Audit relief: CGS explains denials, excludes certain providers
NASHVILLE, Tenn. – CGS Administrators has agreed to make two concessions that should make audits less hair-raising for HME providers in Jurisdiction C.
The first: In a June 3 bulletin, the DME MAC detailed its plans to start sending providers detailed written letters explaining why their claims were denied as part of prepayment or complex medical reviews.
“We’re encouraged that they’re taking our feedback and that we’re finding those areas where collaboration is possible,” said Andrea Stark, a reimbursement consultant for MiraVista and chairwoman of the Jurisdiction C Council.
CGS started sending the letters on May 30, but only to providers that bill for oxygen and diabetes supplies. It will expand to other providers throughout the year. In addition to the reasons for denials, the letters also contain claim-specific information, such as dates of service and submitted charges.
Typically, providers that want more information about denials have to log in to myCGS, but they say the web portal doesn’t always have what they need.
“We still find ourselves calling a lot and that’s very time consuming,” said Sylvia King, general manager of Thrift Home Care, a member of the council, and vice president of the Mississippi Association of Medical Equipment Suppliers. “Anything that will save us time getting paid, especially with reimbursement cuts, is so valuable.”
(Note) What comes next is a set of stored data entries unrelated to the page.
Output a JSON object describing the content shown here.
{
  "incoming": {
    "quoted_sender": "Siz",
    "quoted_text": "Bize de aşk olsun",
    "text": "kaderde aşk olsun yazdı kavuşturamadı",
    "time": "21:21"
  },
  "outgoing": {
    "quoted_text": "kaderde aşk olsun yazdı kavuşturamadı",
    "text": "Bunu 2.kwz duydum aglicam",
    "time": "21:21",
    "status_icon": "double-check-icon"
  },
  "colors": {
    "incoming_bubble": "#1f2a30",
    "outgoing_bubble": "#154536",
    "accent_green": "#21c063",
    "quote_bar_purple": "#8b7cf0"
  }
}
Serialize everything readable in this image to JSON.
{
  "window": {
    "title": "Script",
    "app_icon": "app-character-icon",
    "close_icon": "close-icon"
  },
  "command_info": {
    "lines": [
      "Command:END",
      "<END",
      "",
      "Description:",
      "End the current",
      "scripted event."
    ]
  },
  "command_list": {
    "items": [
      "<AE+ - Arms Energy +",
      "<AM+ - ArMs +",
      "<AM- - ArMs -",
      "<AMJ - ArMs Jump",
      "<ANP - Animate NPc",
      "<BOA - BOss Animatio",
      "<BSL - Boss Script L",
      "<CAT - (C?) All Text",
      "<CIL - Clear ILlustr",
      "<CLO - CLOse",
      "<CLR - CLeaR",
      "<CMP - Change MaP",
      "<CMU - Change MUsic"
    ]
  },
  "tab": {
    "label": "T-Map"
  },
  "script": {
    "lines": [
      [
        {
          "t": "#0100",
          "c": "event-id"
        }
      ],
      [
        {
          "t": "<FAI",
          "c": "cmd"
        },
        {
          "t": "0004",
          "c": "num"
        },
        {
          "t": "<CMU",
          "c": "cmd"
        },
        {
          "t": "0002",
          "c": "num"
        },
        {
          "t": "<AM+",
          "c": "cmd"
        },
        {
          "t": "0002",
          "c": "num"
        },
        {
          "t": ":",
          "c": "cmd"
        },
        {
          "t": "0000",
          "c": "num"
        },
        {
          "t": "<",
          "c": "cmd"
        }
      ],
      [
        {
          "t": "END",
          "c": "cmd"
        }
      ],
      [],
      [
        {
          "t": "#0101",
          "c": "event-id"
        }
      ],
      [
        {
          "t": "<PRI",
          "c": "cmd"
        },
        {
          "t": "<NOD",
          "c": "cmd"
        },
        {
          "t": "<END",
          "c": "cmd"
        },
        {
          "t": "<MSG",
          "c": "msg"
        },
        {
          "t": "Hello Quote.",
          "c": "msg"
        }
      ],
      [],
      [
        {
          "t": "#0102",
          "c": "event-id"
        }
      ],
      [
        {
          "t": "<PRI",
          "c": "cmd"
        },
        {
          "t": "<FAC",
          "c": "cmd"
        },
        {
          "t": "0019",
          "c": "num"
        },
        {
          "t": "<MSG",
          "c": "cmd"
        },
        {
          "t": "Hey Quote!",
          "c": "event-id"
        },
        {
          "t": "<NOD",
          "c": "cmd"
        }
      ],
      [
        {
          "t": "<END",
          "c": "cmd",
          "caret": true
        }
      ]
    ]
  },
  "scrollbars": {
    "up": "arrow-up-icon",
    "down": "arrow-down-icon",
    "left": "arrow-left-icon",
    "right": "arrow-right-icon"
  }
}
With a written record of the reasons for denials, providers will also be better positioned to train not only their staff but also their referral sources, King says.
“We can tell our referral sources, ‘This is what Medicare is telling us,’ and it’s on their letterhead,” she said. “That will be more real to them.”
Stark puts it this way: “It triggers a more direct response and intervention.”
The second concession: CGS has also started excluding providers with low error rates from service-specific audits.
“Exclusion from the edit is not forever, but it’s long enough to catch your breath, pat yourself on the back and celebrate your success,” wrote Robert Hoover, the medical director for Jurisdiction C, in a letter.
While CGS doesn’t specify what it considers a low error rate, Stark says 20% or less is a good goal for providers to have.
“That’s a good place to start and fine tune from there,” she said. “Very few providers have 0% error rates. There are going to be things that happen.”
The two initiatives together should go a long way toward empowering providers to “get in front of what’s impeding their reimbursement,” Stark says.
“A lot of times, I think providers have a high error rate because of the difficulty they have in tracking this process from start to finish,” she said. “Getting these letters is really going to allow providers to start managing this in a different way.”
As for whether or not other jurisdictions will follow suit: “I haven’t heard any talk,” Stark said.